Palmer’s Raid
The Yamassee Indians of Carolina, once allied with the English, turned against them and in 1715 were decisively defeated. The Spaniards in Florida were accused of fomenting this revolt. A remnant of the tribe took refuge in the St. Augustine area where, according to English reports, they were welcomed by the ringing of bells. For some reason the Yamassees were banished for a time south of the city. They were later recalled, given weapons, and encouraged to make raids on the Carolina border plantations, bringing back bloody scalps and an occasional prisoner.
A gun emplacement in the defense lines. The platform sloped forward to absorb the gun’s recoil.
To put an end to these raids a Colonel Palmer swept south from Carolina in 1728 with a small force of militia and Indians. They surprised and butchered some of the Yamassees in their villages north of St. Augustine, but could not penetrate its now strong outer defense line. After destroying everything of value outside the city, and seizing many Spanish-owned cattle, Palmer returned to Carolina. Following his departure the Spanish governor ordered the destruction of the mission chapel of Nombre de Dios, which had afforded the English cover in their attack.

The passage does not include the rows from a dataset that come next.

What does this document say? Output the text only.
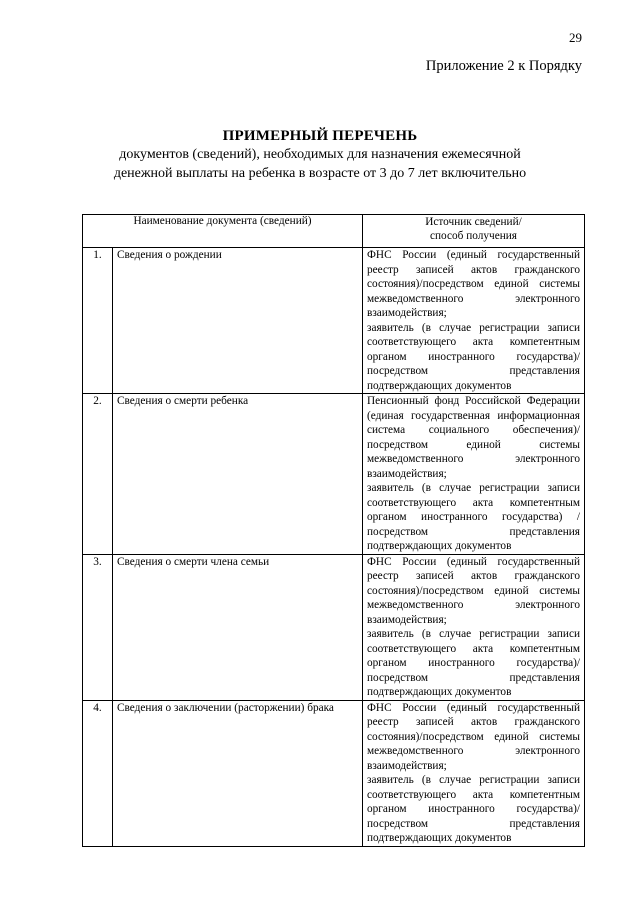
29
Приложение 2 к Порядку
ПРИМЕРНЫЙ ПЕРЕЧЕНЬ
документов (сведений), необходимых для назначения ежемесячной
денежной выплаты на ребенка в возрасте от 3 до 7 лет включительно
Наименование документа (сведений)		Источник сведений/
способ получения

1.	Сведения о рождении	ФНС России (единый государственный реестр записей актов гражданского состояния)/посредством единой системы межведомственного электронного взаимодействия;
заявитель (в случае регистрации записи соответствующего акта компетентным органом иностранного государства)/посредством представления подтверждающих документов

2.	Сведения о смерти ребенка	Пенсионный фонд Российской Федерации (единая государственная информационная система социального обеспечения)/посредством единой системы межведомственного электронного взаимодействия;
заявитель (в случае регистрации записи соответствующего акта компетентным органом иностранного государства) / посредством представления подтверждающих документов

3.	Сведения о смерти члена семьи	ФНС России (единый государственный реестр записей актов гражданского состояния)/посредством единой системы межведомственного электронного взаимодействия;
заявитель (в случае регистрации записи соответствующего акта компетентным органом иностранного государства)/посредством представления подтверждающих документов

4.	Сведения о заключении (расторжении) брака	ФНС России (единый государственный реестр записей актов гражданского состояния)/посредством единой системы межведомственного электронного взаимодействия;
заявитель (в случае регистрации записи соответствующего акта компетентным органом иностранного государства)/посредством представления подтверждающих документов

The settlement of Georgia in 1733 by General James Oglethorpe brought the English still closer. Spanish authorities sensed an impending crisis and sent Antonio Arredondo, a competent military engineer and diplomat, to St. Augustine to negotiate with Oglethorpe and survey Florida’s defenses. While Arredondo failed to persuade the English to withdraw from Georgia, under his able supervision St. Augustine’s fortifications were carefully strengthened. Rooms inside the Castillo were rebuilt with arched ceilings of thick masonry to make them bombproof. Backed by Arredondo’s recommendations, Florida’s Governor Montiano secured substantial reinforcements from Cuba, increasing the garrison to around 750 men.
Oglethorpe’s Siege
Spanish regulations allowed her colonies only limited trading privileges with rival England, which had become a great mercantile nation. To prevent the prevalent smuggling of illicit English goods into their ports, Spanish ships were ordered to stop and search English vessels off their coasts.
One of the English merchantmen overhauled off the coast of Florida or Cuba was commanded by a Robert Jenkins. He reported that the Spanish captain, Juan de León Fandiño, cut off his ear and handed it back to him saying, “Carry this to your king and tell him I would treat him in like manner.” Incidents such as this caused rising indignation in both countries. The severed ear, or a substitute, was later displayed by Jenkins before the English Parliament, and gave its name to the war that England declared against Spain in 1739, the War of Jenkins’ Ear.
General Oglethorpe of Georgia was ordered to harass the Spaniards in Florida, and proceeded to organize an expedition designed to capture St. Augustine. During the winter be probed Spanish defenses, seizing Fort Picolata on the St. Johns River west of the capital, and a companion fort across the river from it. In early May of 1740 he moved south with 400 of his Georgia regiment and took Fort Diego, a Spanish plantation post fifteen miles north of St. Augustine, in the vicinity of present Palm Valley. Leaving troops to hold it, he then retired back to the mouth of the St. Johns River to await the arrival of his other military contingents.